How Long Does the Coronavirus Live?

As the fear of coming into contact with the novel coronavirus increases, people are asking how long the virus can live on surfaces and in the air.

There’s no one easy answer because the virus can live for different lengths of time on different surfaces, but a new study published in the New England Journal of Medicine sought to break down those risks.

The study found that the half-life of the virus hanging in the air is about one hour. But researchers still could measure viable virus in the air after three hours.

Todd Green, Ph.D., a virologist and an associate professor in UAB’s Department of Microbiology, said in a statement issued by UAB that several factors influence how long the virus could live in the air. “Humidity and temperature are some factors that would impact the viability of the virus,” he said, explaining that the hotter and more humid it is, the less viable the virus will be.

“Also, if you are outside or if you are walking, factors like wind and other forces could cause the virus to fall to the ground or on a surface,” he said in the statement.

The study also found that the virus could live:

  • Up to three days on plastic and stainless steel.
  • Up to 24 hours on cardboard.
  • Up to four hours on copper.

According to Green, the study found that the amount of virus decreased rapidly over time on each of those surfaces, which means the risk of infection would likely decrease over time as well.

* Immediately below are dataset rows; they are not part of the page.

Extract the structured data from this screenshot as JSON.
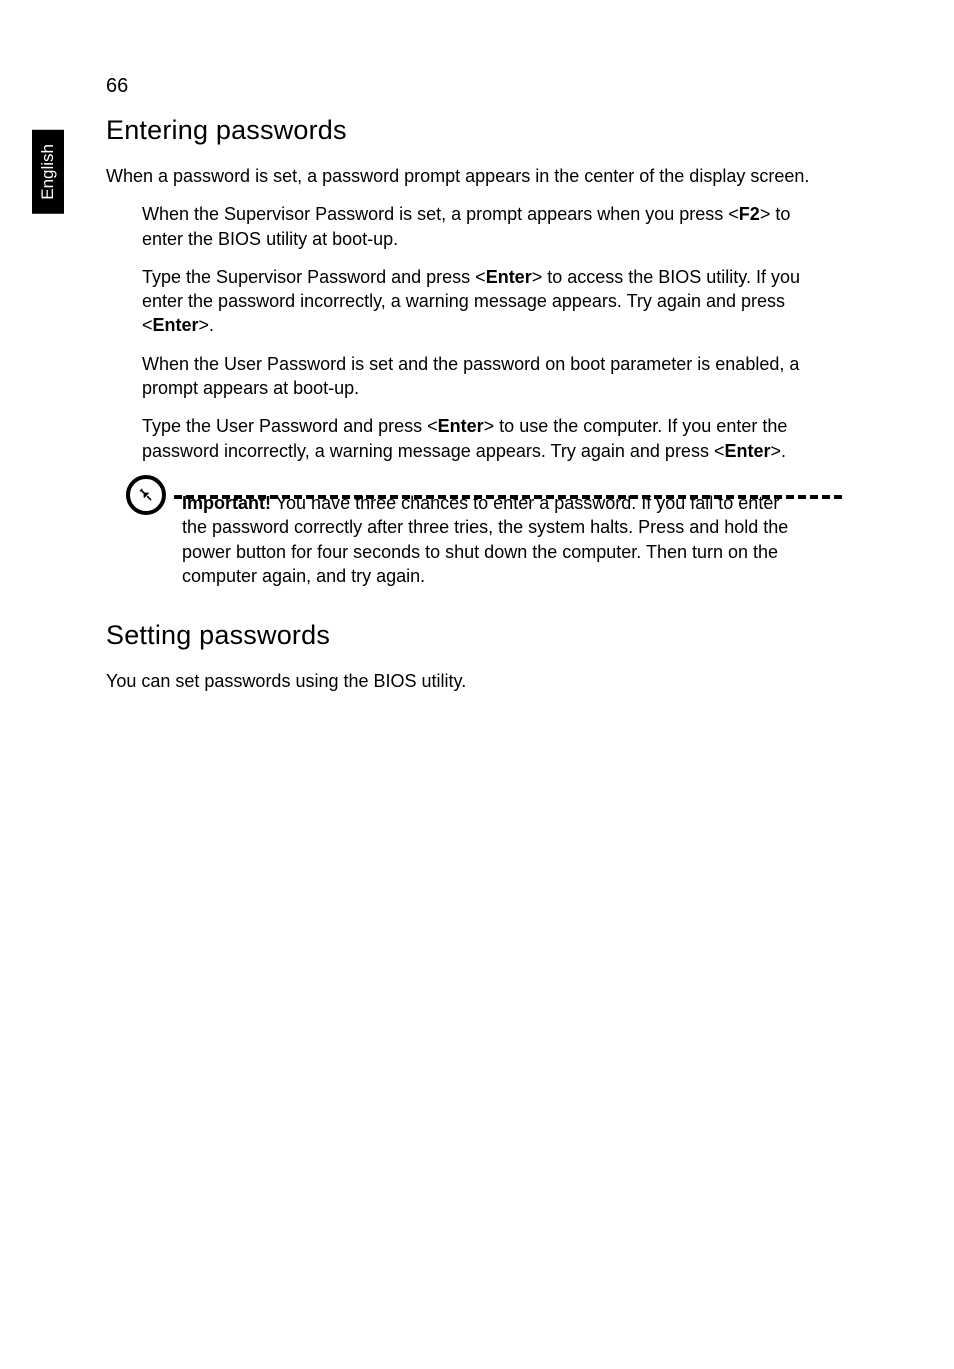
{
  "pageNumber": "66",
  "languageTab": "English",
  "section1": {
    "heading": "Entering passwords",
    "intro": "When a password is set, a password prompt appears in the center of the display screen.",
    "items": {
      "i0": {
        "pre": "When the Supervisor Password is set, a prompt appears when you press <",
        "k1": "F2",
        "post1": "> to enter the BIOS utility at boot-up."
      },
      "i1": {
        "pre": "Type the Supervisor Password and press <",
        "k1": "Enter",
        "mid1": "> to access the BIOS utility. If you enter the password incorrectly, a warning message appears. Try again and press <",
        "k2": "Enter",
        "post1": ">."
      },
      "i2": {
        "pre": "When the User Password is set and the password on boot parameter is enabled, a prompt appears at boot-up."
      },
      "i3": {
        "pre": "Type the User Password and press <",
        "k1": "Enter",
        "mid1": "> to use the computer. If you enter the password incorrectly, a warning message appears. Try again and press <",
        "k2": "Enter",
        "post1": ">."
      }
    },
    "note": {
      "bold": "Important!",
      "text": " You have three chances to enter a password. If you fail to enter the password correctly after three tries, the system halts. Press and hold the power button for four seconds to shut down the computer. Then turn on the computer again, and try again."
    }
  },
  "section2": {
    "heading": "Setting passwords",
    "body": "You can set passwords using the BIOS utility."
  }
}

The amount of virus present also determines the level of risk it presents, Green said.

There are a number of preventative steps that could cut down on the risk of contracting coronavirus from surfaces.

“Packages will be coming from a number of hands, and you might not know the symptom status of everyone who touched it along the way,” Jodie Dionne-Odom, M.D., assistant professor in the infectious diseases division said in the statement. “Wash your hands after opening and handling the package. That will kill the germs.”

She also advised people to disinfect frequently touched surfaces with isopropyl alcohol, avoid touching your face with unwashed hands, and cover your mouth with a tissue or a sleeve when you cough or sneeze.